THE ANGELIC CONVERSATION

Director Derek Jarman / 1985 / UK

Derek Jarman is best known in Australia for his more "mainstream" features (Sebastiane, Jubilee, and The Tempest) and as production designer on Ken Russell's Savage Messiah and The Devils. He has also worked extensively as a painter, stage designer, and producer of more experimental works (often originally shot on Super 8), including In The Shadow of the Sun which won the Silver Boomerang at the 1381 Melbourne Film Festival.

The Angelic Conversation is a fusion of many of Jarman's interests, and a clear demonstration of his ability to realise an ambitious project on limited cash resources. It also shows Jarman's fondness for films that grow organically. Shooting began, he explains, as a series of visual experiments, "filming people I like in places and spaces I like" (the places here are Dancing Ledge on the Dorset coast, and the Isle of Grain in the Thames Estuary). When funds were made available from the British Film Institute, it gave him the possibility of developing from this material a project he had long planned - a setting for a group of Shakespearean sonnets.

The original Super 8 material, which had been filmed at 3 frames per second, was first recorded on U-matic video for editing and later transferred directly to 35mm film stock. This allowed Jarman maximum control of the imagery and each composition is singularly arresting in its use of design elements, the subtlety acquired through the balance of light and shadow, and the often elusive application of colour.
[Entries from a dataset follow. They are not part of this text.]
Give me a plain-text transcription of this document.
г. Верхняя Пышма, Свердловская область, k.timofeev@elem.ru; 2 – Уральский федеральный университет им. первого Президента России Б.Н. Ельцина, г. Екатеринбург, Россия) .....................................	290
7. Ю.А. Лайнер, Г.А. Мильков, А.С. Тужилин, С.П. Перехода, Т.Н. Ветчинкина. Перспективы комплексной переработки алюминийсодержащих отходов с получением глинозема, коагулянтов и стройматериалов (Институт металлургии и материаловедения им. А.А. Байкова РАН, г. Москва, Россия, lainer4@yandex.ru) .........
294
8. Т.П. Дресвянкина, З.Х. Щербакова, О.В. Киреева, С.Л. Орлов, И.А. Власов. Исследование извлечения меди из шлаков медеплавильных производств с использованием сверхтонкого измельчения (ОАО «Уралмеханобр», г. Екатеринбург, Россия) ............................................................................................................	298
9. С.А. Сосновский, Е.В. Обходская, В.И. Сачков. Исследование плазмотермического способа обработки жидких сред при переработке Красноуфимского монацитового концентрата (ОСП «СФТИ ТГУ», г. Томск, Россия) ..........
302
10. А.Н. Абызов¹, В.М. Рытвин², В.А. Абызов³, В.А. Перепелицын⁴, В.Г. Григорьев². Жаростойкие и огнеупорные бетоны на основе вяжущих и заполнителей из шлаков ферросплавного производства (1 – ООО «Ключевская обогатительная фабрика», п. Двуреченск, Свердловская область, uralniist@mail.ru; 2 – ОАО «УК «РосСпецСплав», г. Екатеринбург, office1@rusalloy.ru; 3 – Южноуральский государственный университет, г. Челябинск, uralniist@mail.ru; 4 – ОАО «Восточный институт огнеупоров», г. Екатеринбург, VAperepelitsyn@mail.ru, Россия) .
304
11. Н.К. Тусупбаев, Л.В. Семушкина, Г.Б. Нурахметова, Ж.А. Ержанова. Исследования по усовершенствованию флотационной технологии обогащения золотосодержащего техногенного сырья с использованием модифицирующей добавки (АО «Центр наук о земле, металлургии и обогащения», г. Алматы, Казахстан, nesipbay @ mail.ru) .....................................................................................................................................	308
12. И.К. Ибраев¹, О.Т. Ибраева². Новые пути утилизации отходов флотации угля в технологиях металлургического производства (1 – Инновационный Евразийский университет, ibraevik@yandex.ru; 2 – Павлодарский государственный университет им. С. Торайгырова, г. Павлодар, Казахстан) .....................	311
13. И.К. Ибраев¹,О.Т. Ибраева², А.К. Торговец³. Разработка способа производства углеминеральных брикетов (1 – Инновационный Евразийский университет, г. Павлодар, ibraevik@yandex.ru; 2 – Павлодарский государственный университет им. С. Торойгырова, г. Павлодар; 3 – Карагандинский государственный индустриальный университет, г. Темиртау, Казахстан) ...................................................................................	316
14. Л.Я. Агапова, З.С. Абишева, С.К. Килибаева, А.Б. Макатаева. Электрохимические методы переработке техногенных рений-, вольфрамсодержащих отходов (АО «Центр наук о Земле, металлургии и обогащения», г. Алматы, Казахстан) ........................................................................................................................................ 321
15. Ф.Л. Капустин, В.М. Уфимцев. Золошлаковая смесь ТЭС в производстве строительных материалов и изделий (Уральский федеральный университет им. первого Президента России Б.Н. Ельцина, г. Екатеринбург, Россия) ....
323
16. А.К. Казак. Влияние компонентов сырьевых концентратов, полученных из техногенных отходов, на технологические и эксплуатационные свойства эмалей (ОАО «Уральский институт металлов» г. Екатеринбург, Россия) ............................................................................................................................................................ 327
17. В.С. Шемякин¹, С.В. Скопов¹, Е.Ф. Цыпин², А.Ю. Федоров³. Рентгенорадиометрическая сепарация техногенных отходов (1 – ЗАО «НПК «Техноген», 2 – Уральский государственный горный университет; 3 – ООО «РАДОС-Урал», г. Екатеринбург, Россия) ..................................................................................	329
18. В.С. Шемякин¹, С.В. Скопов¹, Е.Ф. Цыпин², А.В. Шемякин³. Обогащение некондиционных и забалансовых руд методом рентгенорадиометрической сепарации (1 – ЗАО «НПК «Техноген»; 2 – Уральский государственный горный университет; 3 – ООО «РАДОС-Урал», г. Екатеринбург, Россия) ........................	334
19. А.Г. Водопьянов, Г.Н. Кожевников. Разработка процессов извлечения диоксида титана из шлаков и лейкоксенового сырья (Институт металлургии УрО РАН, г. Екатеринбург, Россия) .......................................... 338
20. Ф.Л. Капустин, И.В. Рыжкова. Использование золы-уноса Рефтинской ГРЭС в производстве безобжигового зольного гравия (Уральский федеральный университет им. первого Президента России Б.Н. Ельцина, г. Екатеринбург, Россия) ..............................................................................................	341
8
There is no narrative- the film working indirectly through suggestions and allusions, as ambivalent as the sonnets themselves. At first sight the film is characterised by a system of repetition, but he Angelic Conversation never succumbs to monotony. The repetitions, one soon realises, are variations that serve to concentrate the attention and heighten the significance of small gestures: young men peer through windows, clamber over rocky terrain and anoint themselves with water and kisses. The climactic homo-erotic love scene achieves powerful effect just through chaste and tender touching and twining of hands.